Example 3—Identification of TCRs that Bind to a Peptide-MHC Complex of the Invention

[0096] Method

[0097] Antigen binding TCRs were obtained using peptides of the invention to pan a TCR phage library. The library was constructed using alpha and beta chain sequences obtained from a natural repertoire (as described in WO2015/136072, PCT/EP2016/071757, PCT/EP2016/071761, PCT/EP2016/071762, PCT/EP2016/071765, PCT/EP2016/071767, PCT/EP2016/071768, PCT/EP2016/071771 or PCT/EP2016/071772). The random combination of these alpha and beta chain sequences, which occurs during library creation, produces a non-natural repertoire of alpha beta chain combinations.

[0098] TCRs obtained from the library were assessed by ELISA to confirm specific antigen recognition. ELISA assays were performed as described in WO2015/136072. Briefly, 96 well MaxiSorp ELISA plates were coated with streptavidin and incubated with the biotinylated peptide-HLA complex of the invention. TCR bearing phage clones were added to each well and detection carried out using an anti-M13-HRP antibody conjugate. Bound antibody was detected using the KPL labs TMB Microwell peroxidase Substrate System. The appearance of a blue colour in the well indicated binding of the TCR to the antigen. An absence of binding to alternative peptide-HLA complexes indicated the TCR is not highly cross reactive.

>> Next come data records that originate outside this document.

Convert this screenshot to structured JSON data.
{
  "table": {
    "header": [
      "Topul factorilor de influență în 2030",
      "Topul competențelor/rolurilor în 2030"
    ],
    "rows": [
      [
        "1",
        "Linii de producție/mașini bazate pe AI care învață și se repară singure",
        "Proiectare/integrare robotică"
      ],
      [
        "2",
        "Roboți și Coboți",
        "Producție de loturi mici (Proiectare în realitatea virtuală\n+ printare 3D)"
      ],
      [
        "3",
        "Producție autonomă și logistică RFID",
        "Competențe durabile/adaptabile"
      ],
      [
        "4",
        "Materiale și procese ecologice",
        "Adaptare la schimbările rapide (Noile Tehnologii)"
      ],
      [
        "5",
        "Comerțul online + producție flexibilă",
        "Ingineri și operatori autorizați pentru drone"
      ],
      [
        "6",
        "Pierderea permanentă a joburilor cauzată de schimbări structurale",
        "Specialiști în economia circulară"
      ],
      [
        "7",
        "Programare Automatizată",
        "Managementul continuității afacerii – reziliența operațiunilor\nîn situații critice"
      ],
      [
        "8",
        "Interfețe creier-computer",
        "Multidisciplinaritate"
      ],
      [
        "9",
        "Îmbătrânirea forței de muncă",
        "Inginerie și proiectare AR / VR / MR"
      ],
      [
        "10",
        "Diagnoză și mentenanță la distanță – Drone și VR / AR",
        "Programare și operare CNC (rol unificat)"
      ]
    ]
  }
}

[0099] Further confirmation that TCRs are able to bind a complex of comprising a peptide HLA complex of the invention can be obtained by surface plasmon resonance (SPR) using isolated TCRs. In this case alpha and beta chain sequences are expressed in E. coli as soluble TCRs, (WO2003020763; Boulter, et al., Protein Eng, 2003. 16: 707-711). Binding of the soluble TCRs to the complexes is analysed by surface plasmon resonance using a BIACORE 3000 instrument. Biotinylated peptide-HLA monomers are prepared as previously described (Example 2) and immobilized on to a streptavidin-coupled CM-5 sensor chip. All measurements are performed at 25° C. in PBS buffer supplemented with 0.005% Tween at a constant flow rate. To measure affinity, serial dilutions of the soluble TCRs are flowed over the immobilized peptide-MHCs and the response values at equilibrium determined for each concentration. Data are analysed by plotting the specific equilibrium binding against protein concentration followed by a least squares fit to the Langmuir binding equation, assuming a 1:1 interaction.

[0100] Results

[0101] TCRs that specifically recognise peptide-HLA complexes of the invention were obtained from the library. FIGS. 26(A and B) shows ELISA data for three such TCRs, per peptide.

[0102] Amino acid sequences of the TCR alpha and beta variable regions of the TCRs identified in FIGS. 26(A and B) are provided in FIG. 27.

[0103] These data confirm that antigen specific TCRs can be isolated.